Getty opens their libraries, but you should know the details
Getty Images recently announced that millions of their photos are now up for grabs by bloggers and media alike, completely royalty free, at no cost to the user. They offer an embed code that can be copied and pasted, and voila, you have a professional photo on your site or blog.
But there’s a problem that has been wildly overlooked, and that is in Getty’s Terms of Service, which only allows photos to be used for non-commercial purposes, and while their description appears quite relaxed, there are other Terms that could stand in the way of use on your site.
The challenges range from availability to advertisements and even modifications.
Challenge one: disappearing photos with no notice
In the Terms of Service, there is a sticky little phrase that caught our attention: “availability may change without notice.”
That means that you may use a Getty image on your blog today, and you may open that page up in a month or a year or a decade, and it may no longer be there.

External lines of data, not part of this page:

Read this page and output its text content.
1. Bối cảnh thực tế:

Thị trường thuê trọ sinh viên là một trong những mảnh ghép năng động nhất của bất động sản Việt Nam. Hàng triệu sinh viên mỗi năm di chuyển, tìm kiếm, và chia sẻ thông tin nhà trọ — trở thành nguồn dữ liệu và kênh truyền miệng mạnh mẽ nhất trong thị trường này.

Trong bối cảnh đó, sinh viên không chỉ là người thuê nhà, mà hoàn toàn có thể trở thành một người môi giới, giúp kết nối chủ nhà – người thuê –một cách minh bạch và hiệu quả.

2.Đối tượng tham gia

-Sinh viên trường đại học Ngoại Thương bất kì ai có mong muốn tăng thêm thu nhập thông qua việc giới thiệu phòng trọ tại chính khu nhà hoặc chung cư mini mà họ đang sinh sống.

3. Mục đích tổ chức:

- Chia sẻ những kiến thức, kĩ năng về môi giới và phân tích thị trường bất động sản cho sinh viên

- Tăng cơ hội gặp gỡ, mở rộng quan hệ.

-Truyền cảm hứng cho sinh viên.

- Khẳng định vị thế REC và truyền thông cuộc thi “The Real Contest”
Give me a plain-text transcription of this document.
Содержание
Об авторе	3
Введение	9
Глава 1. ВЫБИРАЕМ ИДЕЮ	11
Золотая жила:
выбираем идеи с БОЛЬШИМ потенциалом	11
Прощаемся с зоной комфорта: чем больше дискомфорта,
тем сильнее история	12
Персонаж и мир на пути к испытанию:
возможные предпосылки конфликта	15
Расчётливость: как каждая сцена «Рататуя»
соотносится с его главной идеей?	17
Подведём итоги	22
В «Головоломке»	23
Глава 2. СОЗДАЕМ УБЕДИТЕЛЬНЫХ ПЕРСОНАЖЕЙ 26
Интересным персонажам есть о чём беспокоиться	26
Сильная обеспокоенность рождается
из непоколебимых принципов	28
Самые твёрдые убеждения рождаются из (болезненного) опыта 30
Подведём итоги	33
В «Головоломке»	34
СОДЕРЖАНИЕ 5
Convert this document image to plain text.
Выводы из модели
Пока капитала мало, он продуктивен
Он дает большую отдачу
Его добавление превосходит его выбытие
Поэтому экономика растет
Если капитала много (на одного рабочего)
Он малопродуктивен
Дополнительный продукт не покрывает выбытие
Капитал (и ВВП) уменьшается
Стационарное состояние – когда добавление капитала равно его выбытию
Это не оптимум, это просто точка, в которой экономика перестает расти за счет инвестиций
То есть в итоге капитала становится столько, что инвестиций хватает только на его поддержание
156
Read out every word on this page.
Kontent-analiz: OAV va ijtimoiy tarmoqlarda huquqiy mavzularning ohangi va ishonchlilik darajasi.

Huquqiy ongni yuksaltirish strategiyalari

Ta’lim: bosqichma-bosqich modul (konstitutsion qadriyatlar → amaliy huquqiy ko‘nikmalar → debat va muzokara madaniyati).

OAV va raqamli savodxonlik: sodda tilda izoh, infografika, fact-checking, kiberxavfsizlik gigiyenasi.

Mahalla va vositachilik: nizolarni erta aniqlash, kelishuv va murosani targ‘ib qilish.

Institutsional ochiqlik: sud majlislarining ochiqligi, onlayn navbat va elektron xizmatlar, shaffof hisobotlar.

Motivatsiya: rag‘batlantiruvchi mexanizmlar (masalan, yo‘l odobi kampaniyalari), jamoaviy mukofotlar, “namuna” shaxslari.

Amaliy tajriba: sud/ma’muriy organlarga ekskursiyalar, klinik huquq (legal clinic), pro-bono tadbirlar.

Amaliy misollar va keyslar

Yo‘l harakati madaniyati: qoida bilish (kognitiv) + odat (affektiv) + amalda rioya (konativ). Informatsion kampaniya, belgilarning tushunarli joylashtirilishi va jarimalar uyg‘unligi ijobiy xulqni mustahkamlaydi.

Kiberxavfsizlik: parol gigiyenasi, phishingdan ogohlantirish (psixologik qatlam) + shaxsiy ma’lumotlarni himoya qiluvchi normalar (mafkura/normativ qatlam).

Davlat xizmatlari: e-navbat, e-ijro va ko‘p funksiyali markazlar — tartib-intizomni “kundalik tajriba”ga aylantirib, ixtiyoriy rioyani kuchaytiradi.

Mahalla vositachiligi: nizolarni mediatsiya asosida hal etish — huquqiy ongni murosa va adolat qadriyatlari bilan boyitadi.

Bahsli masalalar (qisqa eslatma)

For some sites (like ours) with thousands upon thousands of stories written every year, there is no notification system in place, and unless you manually check in to every single post using a Getty image, you will have no idea that a site visitor is seeing a broken image. Ouch.
Challenge two: advertisements
Further, the Terms note, “Getty Images (or third parties acting on its behalf) may collect data related to use of the Embedded Viewer and embedded Getty Images Content, and reserves the right to place advertisements in the Embedded Viewer or otherwise monetize its use without any compensation to you.”
Let’s dissect this. First, it’s not just Getty that can collect data, third parties may do so as well, and there is no notice as to who those third parties are, so you’re giving away data about your site – traffic, demographics, and so forth. There’s a tremendous legal disadvantage here for sites that use Getty Images that don’t include the third party data collection notice in their Terms of Service. Users these days are smart, and they know that web privacy is important. This could threaten that and put site owners in a perilous position.
Further, Getty can slap on an ad and call it a day. You don’t get a cut of that, and it’s not a program to generously give you famous images, it’s an ad program that will eventually roll out. You get what you pay for, we suppose.
Challenge three: reuse and search
Can you make an image bigger? Can you crop it? Can you use only part of the image? The Terms of Service says the user may modify images, but the embedded viewer required to use the images does not allow for modification.
Another challenge is the search function which does not offer an option to search only embeddable images, which users are already tweeting is confusing, noting that discerning embeddable images from non-royalty-free photos is difficult, and you should make sure you’re not using the inappropriate photo which could end up in your being fined.
If you can understand that the images may not always be on your site after you embed the code, that ads will likely become part of the image, and that data is being collected about your site and users, then use the generously sized library of images, by all means, just do so with eyes open.